The railway line, which begins in Rangoon, runs south along the Andaman Sea
and -- for now -- ends in Ye.
A 90-mile (150-km) extension will eventually bring it to Tavoy's sheltered
harbor, and increase the military's hold on Burma's southern leg.
"Down in Ye and Tavoy, people have been dying" from forced labor, the
diplomat said.
"The Burmese government doesn't even care."
The military government routinely denies all reports of such human rights
abuses, despite repeated documentation by Western governments and
organizations.
"Around Taunggyi town there is a lot of porterage going on," the diplomat
added, referring to the military's tradition of forcing men to act as human
mules to carry ammunition, food and other supplies for troops during marches
into the jungle.
Taunggyi is the capital of mountainous, northeastern Shan state where opium
warlord Khun Sa has been fighting against the government, on and off, for
the past few decades.
Asked about frequent reports of porters being worked, or beaten, to death by
the military, the envoy said, "It varies from command to command, and
depends on how sadistic the commander is."

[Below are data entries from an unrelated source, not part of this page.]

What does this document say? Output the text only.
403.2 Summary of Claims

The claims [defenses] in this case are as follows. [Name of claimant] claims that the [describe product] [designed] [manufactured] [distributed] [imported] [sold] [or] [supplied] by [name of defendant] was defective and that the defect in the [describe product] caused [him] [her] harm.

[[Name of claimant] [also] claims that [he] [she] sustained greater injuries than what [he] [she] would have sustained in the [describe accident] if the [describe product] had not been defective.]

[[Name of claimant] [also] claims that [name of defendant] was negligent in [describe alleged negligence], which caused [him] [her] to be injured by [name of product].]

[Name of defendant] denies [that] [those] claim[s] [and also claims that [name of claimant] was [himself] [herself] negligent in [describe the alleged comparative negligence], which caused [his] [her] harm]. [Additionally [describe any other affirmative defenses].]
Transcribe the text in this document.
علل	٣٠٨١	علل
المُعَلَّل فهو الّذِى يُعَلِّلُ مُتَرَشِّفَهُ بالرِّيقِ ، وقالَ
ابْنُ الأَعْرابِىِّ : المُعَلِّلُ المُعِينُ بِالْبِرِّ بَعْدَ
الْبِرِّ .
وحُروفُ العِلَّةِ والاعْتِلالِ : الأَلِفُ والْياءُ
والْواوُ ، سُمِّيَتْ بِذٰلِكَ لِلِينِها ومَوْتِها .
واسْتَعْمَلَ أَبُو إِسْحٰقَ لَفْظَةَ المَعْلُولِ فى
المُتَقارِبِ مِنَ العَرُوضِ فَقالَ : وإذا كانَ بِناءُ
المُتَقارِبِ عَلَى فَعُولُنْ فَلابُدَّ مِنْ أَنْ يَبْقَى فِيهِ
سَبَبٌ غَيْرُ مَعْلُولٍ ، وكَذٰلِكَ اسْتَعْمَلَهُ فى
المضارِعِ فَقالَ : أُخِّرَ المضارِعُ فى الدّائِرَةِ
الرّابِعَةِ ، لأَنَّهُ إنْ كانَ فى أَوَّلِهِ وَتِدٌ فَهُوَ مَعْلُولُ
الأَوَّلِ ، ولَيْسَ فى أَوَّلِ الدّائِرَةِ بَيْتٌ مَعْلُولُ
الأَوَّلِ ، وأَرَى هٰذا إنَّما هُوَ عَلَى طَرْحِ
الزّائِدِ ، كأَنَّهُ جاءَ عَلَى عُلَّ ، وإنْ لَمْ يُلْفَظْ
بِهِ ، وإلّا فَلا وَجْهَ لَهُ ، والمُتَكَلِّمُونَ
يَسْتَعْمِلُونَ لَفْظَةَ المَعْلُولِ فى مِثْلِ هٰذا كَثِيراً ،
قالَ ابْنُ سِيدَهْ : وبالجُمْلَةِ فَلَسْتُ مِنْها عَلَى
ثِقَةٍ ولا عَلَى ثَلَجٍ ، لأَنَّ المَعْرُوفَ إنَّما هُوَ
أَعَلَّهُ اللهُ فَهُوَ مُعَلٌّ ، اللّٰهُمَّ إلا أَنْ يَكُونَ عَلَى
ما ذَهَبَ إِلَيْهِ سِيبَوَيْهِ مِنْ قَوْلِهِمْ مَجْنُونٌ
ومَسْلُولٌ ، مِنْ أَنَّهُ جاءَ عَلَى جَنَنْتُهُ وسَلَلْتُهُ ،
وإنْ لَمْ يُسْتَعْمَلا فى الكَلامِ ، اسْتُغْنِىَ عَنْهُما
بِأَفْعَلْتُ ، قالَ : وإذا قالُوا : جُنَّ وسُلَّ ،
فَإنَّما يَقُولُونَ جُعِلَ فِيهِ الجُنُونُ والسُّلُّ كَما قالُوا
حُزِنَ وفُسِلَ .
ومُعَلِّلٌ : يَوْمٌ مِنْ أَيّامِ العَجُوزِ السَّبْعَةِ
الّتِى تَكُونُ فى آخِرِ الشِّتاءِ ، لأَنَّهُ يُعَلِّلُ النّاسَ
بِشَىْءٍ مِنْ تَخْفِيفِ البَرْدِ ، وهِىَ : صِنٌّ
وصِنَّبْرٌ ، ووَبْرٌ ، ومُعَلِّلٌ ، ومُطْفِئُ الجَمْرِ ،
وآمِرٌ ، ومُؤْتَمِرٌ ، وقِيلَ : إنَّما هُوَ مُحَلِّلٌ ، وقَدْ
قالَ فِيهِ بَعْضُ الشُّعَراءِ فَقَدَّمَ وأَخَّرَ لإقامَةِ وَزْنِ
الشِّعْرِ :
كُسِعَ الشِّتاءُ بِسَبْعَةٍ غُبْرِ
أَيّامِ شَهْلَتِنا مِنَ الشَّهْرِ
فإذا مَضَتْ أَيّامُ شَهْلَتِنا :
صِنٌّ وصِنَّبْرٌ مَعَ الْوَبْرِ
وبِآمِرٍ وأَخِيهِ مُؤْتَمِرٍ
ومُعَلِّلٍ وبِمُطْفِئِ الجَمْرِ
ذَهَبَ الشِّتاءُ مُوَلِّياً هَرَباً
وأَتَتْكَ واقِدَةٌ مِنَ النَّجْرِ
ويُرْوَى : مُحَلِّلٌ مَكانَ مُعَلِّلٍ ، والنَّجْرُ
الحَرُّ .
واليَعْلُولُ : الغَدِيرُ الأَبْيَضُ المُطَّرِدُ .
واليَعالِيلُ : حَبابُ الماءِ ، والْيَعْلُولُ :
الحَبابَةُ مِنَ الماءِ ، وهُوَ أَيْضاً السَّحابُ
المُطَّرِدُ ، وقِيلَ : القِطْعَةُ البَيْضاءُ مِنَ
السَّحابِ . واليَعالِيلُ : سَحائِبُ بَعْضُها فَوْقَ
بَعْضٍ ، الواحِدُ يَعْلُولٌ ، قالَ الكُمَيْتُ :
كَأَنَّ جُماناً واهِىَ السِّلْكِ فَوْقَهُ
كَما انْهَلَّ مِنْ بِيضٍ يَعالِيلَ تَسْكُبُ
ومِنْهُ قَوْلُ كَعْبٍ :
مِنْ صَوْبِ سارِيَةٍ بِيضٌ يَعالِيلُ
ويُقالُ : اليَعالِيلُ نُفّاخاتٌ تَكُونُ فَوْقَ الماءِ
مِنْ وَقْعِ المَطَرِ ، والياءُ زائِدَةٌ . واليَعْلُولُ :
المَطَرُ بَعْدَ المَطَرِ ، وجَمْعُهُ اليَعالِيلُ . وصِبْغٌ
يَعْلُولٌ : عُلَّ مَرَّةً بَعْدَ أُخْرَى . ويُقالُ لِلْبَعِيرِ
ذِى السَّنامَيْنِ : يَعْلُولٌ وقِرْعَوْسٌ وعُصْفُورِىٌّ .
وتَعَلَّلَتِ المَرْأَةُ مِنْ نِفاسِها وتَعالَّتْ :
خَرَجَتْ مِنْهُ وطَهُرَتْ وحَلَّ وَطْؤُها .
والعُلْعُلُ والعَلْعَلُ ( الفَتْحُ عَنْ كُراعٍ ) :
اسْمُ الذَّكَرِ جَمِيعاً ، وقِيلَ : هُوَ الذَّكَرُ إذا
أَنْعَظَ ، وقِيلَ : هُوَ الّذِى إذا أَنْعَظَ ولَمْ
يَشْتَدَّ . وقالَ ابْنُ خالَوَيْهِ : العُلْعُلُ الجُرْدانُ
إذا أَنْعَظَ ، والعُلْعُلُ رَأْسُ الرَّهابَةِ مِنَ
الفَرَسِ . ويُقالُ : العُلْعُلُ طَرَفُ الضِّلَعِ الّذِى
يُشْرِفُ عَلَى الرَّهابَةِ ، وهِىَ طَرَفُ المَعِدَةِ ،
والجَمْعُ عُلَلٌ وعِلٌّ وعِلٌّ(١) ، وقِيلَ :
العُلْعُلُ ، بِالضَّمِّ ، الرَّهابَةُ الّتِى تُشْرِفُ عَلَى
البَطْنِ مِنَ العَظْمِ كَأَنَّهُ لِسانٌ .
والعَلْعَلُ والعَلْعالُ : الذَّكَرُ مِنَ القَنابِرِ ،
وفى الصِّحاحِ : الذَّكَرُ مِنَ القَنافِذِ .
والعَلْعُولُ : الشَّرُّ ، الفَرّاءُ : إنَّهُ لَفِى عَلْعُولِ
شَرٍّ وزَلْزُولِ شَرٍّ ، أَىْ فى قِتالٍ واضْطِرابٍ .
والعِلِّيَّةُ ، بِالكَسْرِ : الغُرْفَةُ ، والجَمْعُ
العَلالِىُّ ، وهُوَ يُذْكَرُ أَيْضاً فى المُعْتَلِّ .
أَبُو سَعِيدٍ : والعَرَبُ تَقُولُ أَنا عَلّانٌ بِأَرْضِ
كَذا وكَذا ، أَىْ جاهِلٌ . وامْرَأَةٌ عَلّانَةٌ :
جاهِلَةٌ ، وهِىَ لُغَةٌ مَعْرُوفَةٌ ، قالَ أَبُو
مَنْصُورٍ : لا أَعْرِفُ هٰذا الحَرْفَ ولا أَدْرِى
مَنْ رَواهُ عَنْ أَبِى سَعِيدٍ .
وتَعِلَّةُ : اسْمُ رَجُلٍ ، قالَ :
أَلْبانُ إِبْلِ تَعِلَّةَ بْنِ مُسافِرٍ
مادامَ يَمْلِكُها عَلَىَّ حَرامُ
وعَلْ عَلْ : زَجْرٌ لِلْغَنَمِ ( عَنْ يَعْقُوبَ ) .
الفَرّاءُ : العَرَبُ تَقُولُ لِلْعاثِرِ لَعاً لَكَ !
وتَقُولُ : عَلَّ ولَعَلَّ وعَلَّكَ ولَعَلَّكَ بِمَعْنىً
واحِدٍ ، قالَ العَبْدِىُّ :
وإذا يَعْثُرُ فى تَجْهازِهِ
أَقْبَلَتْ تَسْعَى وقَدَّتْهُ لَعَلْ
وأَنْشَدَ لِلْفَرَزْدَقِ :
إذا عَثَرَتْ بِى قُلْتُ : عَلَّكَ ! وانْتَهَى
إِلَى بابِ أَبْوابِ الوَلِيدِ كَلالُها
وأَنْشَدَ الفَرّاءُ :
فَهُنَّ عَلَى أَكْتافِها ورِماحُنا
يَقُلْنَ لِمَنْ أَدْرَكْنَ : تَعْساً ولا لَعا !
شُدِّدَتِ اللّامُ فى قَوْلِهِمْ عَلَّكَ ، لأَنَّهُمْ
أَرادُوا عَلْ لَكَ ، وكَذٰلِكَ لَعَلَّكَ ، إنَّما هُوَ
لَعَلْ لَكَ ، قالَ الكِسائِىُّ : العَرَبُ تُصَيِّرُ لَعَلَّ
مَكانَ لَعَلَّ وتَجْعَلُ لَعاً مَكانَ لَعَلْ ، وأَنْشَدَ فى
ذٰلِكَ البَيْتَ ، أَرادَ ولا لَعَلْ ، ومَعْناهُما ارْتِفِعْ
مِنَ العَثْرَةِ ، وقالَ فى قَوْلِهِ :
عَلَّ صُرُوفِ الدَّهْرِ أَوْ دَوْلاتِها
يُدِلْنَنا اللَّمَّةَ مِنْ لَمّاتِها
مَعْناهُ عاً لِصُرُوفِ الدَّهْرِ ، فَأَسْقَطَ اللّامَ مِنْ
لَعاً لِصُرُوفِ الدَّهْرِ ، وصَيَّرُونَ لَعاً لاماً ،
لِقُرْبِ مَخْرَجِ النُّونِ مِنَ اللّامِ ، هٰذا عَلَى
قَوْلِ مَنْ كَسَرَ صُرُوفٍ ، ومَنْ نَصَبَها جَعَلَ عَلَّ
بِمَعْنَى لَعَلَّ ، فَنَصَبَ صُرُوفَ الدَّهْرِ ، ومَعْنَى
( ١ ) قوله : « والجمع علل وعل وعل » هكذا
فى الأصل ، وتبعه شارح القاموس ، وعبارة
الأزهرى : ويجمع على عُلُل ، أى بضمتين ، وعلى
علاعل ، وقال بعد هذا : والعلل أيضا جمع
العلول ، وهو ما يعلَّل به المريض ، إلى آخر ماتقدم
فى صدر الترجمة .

Many residents of Mandalay, populated by 460,000 people, said in interviews
that the moat project is to improve the city's appearance for an upcoming,
official, "Visit Myanmar Year 1996" campaign, aimed at attracting foreign
tourists.
All four roads along the moat were widened during 1994, in another unpopular
project, which forced hundreds of residents to suddenly lose their homes
because their buildings were in the way.
Hundreds of others had to chop off the front of their buildings, because
they overlapped into the new street.
A glum restaurant owner said in an interview, "They want to make Mandalay
like a big city for tourists and foreign investors.
"They force people to work because the government doesn't have any money,
and can't pay the people to work.
"Everybody hates this government, but cannot refuse them anything because
the government has the gun."
According to an official announcement in the government's New Light of
Myanmar newspaper, military officers recently "inspected dredging of
Mandalay moat," and "expressed satisfaction for the active public
participation in the work."
The regime's officials were shown, in uniform, standing atop neatly laid
stones, and gazing down into newly dredged mud.